On Jan. 29, the Foothill Gold Line Construction Authority awarded a six-year, $60 million contract to the transportation division of Chantilly, Virginia-based Parsons Corp. for design and engineering services for the 2.3-mile extension of the Metro A Line from its current terminus in Pomona to the neighboring city of Claremont.
The construction authority had initially planned to award a single design and construction contract for a 3.2-mile extension from Pomona to Montclair in San Bernardino County. But last year, two events occurred to throw a wrench into that plan.
First, the lone bid that came in last March from Omaha, Nebraska-based Kiewit Corp. was $994 million, way above the agency’s allotted budget of $645 million. That prompted the authority to separate out the design and the construction portions of the project into distinct contracts to try to attract more bidders.
Then in September, the San Bernardino County Transportation Authority voted to pull $37 million in funding for the portion of the project in that county. That forced the Foothill Gold Line Construction Authority to set aside that segment and focus only on the 2.3-mile stretch from Pomona to Claremont.
Claremont extension
Last month, three bidders responded to the revamped request for proposals. According to the authority, Parsons Transportation Group was the top scorer among the bidders, and as such received the design contract award.

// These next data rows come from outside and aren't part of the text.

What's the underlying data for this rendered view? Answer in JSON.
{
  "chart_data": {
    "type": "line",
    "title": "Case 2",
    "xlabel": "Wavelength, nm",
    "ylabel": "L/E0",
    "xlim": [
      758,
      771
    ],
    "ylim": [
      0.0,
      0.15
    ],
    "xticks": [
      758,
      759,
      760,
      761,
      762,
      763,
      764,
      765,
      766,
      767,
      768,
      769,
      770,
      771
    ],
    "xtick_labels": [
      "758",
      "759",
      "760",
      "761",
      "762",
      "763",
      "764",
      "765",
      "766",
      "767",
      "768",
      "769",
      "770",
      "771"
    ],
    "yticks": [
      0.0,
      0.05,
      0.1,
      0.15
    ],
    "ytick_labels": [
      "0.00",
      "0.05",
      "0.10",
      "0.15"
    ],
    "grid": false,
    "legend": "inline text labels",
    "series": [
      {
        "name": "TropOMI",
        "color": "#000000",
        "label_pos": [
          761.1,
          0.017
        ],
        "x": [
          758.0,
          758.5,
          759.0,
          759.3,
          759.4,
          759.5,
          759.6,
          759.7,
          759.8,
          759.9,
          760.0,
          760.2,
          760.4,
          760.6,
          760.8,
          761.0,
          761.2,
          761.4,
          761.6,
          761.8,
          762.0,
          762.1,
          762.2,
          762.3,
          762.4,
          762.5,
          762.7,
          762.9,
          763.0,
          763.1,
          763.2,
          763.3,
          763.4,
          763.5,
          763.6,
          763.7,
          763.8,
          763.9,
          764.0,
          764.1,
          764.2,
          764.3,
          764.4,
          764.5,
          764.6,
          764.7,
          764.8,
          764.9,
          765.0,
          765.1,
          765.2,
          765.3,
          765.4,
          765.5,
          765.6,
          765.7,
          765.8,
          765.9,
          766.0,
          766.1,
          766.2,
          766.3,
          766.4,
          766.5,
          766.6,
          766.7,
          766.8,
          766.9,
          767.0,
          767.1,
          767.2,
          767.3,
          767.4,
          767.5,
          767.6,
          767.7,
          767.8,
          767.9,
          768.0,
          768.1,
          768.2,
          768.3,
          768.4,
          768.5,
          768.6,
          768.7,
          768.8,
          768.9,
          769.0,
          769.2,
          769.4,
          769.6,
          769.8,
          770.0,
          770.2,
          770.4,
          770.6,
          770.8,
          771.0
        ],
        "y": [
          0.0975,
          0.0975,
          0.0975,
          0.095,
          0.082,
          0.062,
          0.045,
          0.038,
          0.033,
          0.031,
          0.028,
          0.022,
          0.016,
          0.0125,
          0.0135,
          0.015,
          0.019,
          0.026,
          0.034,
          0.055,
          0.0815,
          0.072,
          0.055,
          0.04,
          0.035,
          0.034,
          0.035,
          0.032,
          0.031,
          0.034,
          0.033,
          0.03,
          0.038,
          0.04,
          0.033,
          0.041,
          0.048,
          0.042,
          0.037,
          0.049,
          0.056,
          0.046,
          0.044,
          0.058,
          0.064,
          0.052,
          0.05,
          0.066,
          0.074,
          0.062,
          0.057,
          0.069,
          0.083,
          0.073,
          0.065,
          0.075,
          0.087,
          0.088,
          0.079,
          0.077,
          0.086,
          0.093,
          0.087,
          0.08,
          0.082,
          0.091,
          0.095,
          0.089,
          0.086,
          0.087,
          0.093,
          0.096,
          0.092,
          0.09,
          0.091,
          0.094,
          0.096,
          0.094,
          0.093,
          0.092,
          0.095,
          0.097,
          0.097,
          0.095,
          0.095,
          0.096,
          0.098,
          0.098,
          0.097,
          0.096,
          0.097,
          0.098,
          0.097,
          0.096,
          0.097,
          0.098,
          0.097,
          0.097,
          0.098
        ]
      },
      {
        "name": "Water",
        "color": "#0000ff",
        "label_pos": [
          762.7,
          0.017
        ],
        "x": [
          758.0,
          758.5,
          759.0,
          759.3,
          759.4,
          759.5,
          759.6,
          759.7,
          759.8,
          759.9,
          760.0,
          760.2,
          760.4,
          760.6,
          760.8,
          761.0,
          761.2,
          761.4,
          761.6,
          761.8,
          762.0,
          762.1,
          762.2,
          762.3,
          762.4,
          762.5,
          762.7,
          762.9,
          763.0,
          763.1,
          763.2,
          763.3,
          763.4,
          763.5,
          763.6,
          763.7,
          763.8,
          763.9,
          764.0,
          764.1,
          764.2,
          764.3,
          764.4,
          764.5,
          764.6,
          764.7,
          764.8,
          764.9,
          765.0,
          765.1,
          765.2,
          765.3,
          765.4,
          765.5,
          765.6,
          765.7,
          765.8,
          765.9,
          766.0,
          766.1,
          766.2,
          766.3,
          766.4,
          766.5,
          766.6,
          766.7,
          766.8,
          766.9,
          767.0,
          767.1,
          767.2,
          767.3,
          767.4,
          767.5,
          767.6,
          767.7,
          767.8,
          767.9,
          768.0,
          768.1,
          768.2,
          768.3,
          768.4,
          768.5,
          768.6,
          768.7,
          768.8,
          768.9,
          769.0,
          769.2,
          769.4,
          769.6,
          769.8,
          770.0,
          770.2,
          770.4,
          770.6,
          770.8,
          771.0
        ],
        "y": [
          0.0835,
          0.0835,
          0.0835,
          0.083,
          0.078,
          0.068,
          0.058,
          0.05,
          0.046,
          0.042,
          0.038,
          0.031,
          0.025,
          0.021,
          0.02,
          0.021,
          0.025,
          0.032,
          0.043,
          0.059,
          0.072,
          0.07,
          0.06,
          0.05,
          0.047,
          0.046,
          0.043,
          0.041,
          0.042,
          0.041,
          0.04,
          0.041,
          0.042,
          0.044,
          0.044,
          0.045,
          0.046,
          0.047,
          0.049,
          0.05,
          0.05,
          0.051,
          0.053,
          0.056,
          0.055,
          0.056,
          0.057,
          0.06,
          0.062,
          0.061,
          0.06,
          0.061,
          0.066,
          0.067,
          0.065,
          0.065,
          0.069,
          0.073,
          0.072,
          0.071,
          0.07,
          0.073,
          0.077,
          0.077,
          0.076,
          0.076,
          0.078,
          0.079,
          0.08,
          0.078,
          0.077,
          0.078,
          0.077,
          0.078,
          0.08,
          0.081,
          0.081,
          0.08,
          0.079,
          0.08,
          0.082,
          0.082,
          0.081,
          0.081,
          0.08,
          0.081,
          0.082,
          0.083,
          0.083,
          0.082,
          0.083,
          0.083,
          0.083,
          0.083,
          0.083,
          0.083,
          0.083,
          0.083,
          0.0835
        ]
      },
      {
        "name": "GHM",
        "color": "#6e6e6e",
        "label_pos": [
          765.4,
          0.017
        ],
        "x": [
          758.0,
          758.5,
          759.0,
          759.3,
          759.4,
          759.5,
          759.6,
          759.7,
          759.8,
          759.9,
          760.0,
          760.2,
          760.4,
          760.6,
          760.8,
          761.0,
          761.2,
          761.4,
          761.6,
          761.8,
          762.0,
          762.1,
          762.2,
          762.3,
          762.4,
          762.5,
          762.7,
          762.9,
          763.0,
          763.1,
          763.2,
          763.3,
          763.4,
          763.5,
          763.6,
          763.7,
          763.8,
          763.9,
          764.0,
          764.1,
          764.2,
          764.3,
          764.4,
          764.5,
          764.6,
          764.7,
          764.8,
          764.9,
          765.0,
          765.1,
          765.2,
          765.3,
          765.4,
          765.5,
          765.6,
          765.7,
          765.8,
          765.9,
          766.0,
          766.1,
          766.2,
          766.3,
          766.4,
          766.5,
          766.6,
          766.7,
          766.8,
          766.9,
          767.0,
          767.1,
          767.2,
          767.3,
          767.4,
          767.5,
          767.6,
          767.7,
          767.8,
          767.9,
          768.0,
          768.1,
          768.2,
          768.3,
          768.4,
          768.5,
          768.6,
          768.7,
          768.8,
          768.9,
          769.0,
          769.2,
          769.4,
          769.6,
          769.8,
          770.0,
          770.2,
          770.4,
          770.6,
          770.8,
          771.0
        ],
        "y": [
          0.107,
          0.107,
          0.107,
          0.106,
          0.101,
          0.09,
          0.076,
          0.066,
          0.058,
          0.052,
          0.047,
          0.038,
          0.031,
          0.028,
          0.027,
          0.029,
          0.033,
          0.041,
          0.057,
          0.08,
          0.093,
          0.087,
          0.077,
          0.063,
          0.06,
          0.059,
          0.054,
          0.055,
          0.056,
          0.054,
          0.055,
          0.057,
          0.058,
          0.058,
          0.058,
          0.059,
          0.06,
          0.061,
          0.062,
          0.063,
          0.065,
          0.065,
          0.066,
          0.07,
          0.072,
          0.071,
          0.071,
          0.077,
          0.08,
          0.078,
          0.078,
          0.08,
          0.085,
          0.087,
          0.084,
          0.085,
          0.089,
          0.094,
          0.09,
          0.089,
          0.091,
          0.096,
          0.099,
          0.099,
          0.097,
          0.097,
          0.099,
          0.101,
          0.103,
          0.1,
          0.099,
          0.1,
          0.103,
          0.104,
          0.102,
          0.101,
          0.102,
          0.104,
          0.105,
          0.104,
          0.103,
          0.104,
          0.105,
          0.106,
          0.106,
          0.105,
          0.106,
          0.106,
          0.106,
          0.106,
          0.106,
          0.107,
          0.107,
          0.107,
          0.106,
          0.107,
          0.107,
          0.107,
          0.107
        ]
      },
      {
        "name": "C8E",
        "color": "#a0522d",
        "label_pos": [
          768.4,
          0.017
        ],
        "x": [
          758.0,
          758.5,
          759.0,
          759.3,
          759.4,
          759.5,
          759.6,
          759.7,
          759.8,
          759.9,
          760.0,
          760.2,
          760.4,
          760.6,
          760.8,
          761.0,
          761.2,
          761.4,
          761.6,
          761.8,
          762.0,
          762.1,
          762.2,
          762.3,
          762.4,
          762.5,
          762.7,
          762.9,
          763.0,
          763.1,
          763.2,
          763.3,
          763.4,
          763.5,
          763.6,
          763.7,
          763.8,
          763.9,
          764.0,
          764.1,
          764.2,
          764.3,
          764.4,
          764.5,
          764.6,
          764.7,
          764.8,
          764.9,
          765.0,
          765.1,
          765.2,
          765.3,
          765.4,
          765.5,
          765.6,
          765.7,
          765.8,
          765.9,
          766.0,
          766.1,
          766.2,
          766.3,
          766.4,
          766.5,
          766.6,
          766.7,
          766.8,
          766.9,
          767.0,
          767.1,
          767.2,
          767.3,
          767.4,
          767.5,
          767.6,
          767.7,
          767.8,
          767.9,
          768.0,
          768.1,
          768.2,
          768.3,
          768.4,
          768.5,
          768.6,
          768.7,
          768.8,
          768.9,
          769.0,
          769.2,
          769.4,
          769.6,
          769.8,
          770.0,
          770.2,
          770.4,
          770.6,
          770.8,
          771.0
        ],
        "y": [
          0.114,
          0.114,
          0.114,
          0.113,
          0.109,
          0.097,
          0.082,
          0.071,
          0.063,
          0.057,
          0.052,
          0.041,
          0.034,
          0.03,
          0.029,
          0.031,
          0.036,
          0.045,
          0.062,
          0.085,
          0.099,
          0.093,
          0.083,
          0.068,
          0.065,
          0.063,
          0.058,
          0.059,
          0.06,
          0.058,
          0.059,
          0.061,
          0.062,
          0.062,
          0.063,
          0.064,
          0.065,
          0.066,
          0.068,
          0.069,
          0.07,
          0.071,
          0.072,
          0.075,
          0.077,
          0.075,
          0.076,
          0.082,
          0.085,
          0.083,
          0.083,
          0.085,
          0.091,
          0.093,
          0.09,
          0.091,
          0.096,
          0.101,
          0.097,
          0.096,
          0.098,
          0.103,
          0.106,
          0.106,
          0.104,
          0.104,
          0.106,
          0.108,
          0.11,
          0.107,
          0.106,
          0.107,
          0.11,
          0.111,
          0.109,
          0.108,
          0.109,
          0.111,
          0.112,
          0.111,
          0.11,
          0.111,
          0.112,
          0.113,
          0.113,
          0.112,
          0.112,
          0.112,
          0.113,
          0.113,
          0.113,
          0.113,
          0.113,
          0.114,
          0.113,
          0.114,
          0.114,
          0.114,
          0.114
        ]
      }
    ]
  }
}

Parsons, which had been headquartered in Pasadena until 2019, had done design work on previous portions of the Metro A Line extension through the San Gabriel Valley.
“Parsons has led design teams for each phase of this project for the past 25 years, and we are excited to once again be selected to continue that legacy,” Mark Fialkowski, president of infrastructure North America for Parsons, said in the authority’s announcement.
The construction manager contract for the extension is expected to be awarded in May. If the current timetable holds, major construction is set to begin in late 2027 or early 2028 and take about four years to complete.